Residents in Tension as Indus Delta Shrinks
In the small village of Abdullah Mirbahar near Kharo Chan, Habibullah Khatti prepares to leave behind his ancestral home. “The saline water has surrounded us from all four sides,” he told AFP. Only four of the village’s original 150 households remain. The rest, like thousands across the Indus Delta, have fled. Once comprising around 40 villages, much of Kharo Chan has now vanished beneath rising tides. The population fell dramatically from 26,000 in 1981 to just 11,000 by 2023, according to census data.
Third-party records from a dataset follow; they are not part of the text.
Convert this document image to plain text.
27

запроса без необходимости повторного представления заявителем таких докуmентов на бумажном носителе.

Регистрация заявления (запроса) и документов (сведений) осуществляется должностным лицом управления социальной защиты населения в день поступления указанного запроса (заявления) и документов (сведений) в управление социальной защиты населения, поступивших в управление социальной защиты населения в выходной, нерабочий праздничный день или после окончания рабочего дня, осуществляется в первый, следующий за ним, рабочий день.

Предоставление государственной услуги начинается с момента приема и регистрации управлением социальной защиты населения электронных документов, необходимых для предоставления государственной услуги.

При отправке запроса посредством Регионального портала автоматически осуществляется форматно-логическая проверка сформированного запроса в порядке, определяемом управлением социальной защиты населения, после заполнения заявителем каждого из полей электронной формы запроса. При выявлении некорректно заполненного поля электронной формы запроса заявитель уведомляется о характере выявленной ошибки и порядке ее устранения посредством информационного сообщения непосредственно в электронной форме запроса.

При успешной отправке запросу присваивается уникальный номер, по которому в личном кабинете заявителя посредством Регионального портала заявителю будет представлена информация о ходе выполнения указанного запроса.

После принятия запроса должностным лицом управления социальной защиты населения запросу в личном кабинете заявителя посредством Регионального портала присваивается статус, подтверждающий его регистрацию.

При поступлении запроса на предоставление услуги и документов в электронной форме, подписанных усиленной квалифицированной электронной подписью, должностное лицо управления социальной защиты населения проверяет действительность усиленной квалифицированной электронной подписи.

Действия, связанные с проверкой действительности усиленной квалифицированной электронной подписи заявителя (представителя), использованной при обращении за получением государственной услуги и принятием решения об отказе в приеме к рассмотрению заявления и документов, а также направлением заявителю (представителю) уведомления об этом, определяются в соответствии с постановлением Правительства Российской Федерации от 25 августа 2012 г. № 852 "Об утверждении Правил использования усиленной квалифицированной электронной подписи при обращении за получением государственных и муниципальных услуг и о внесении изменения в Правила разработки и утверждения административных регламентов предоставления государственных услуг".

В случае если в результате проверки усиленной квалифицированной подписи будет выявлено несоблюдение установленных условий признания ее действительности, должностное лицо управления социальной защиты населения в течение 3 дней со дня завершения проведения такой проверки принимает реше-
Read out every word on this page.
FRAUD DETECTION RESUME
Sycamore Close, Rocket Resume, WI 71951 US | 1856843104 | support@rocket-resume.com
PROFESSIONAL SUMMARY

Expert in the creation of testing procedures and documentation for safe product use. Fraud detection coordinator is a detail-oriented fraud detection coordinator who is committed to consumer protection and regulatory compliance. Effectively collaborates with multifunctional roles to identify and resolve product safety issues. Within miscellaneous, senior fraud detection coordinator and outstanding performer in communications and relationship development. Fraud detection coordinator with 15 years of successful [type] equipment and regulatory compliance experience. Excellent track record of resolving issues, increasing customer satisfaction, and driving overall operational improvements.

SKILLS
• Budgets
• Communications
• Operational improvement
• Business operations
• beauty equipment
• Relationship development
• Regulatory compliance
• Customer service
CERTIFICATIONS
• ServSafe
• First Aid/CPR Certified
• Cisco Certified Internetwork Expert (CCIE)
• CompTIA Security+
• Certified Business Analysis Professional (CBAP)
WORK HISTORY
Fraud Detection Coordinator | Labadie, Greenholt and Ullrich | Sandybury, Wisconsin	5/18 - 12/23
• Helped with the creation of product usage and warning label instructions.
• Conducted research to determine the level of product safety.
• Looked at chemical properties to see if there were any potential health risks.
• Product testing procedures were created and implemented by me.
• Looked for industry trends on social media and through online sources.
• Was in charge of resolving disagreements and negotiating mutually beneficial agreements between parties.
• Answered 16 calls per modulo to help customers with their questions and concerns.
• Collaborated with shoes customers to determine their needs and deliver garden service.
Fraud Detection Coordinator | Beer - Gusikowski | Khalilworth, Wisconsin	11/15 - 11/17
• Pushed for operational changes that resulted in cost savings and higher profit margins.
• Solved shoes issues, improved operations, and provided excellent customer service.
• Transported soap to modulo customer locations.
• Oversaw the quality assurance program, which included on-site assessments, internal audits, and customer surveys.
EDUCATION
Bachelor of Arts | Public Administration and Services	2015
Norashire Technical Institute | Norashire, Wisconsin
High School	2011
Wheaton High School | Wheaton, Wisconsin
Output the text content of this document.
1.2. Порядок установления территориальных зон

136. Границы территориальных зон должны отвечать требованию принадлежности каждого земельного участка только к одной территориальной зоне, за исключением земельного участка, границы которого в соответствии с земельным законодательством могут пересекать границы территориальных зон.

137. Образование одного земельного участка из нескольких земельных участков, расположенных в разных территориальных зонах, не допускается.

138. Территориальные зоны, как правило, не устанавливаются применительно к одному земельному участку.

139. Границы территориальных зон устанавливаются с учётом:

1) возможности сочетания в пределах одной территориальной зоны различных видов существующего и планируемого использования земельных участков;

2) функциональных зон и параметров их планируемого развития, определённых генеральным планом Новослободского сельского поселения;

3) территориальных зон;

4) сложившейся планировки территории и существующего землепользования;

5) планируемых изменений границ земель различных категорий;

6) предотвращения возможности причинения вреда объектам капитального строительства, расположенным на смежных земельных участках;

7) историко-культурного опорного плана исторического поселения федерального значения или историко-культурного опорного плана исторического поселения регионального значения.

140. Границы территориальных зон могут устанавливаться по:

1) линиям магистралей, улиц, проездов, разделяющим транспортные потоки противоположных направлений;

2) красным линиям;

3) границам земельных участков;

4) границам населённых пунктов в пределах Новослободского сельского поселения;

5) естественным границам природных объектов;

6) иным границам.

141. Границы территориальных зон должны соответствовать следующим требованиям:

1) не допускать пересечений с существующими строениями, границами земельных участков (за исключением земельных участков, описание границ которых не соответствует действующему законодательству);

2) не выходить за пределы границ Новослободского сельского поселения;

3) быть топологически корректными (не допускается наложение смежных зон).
According to the Pakistan Fisherfolk Forum, tens of thousands have already been displaced from the delta’s coastal districts, and more than 1.2 million have left the region in the past 20 years, based on a Jinnah Institute study.
The Causes of Shrinkage
The causes are multilayered than Indus Delta shrinks. Since the 1950s, freshwater flow into the delta has decreased by 80%, largely due to the construction of irrigation canals, hydropower dams, and the impacts of climate change on glacial melt. A 2018 study by the US-Pakistan Centre for Advanced Studies in Water noted these compounding pressures have triggered devastating saltwater intrusion. Salinity in the delta has increased by 70% since 1990, rendering much of the farmland barren and crippling local marine life, particularly shrimp and crabs.
WWF conservationist Muhammad Ali Anjum summed it up: “The delta is both sinking and shrinking.”
Effects of Delta Shrinkage
In Keti Bandar, a coastal town in Thatta district, villagers now rely on donkeys to transport drinkable water brought in by boats. Haji Karam Jat, a local fisherman, rebuilt his home farther inland after seawater swallowed his last one. “Who leaves their homeland willingly?” he said. “You only leave when you have no other choice.”
British colonial canal systems first altered the Indus River’s natural flow, and recent military-led canal projects in Sindh have stirred protests among lowland farmers. Meanwhile, India’s revocation of the 1960 Indus Water Treaty poses a grave geopolitical threat. Pakistan has condemned India’s upstream dam-building plans as “an act of war,” fearing further choking of its already-depleted water resources.
Government Efforts
The government’s ‘Living Indus Initiative’, launched in 2021 with support from the United Nations, aims to address soil salinity and restore delta ecosystems. The Sindh government’s mangrove restoration efforts are another attempt at shielding coastlines, though progress is uneven. While mangroves are being revived in some areas, land grabbing and unchecked development continue to destroy others.
Climate activist Fatima Majeed, who works with the Pakistan Fisherfolk Forum, explained that what’s at stake is more than just land. “We haven’t just lost our homes, we’ve lost our culture,” she said. Women, who once stitched nets and packed the day’s catch, now struggle to find work in the cities where they’ve migrated.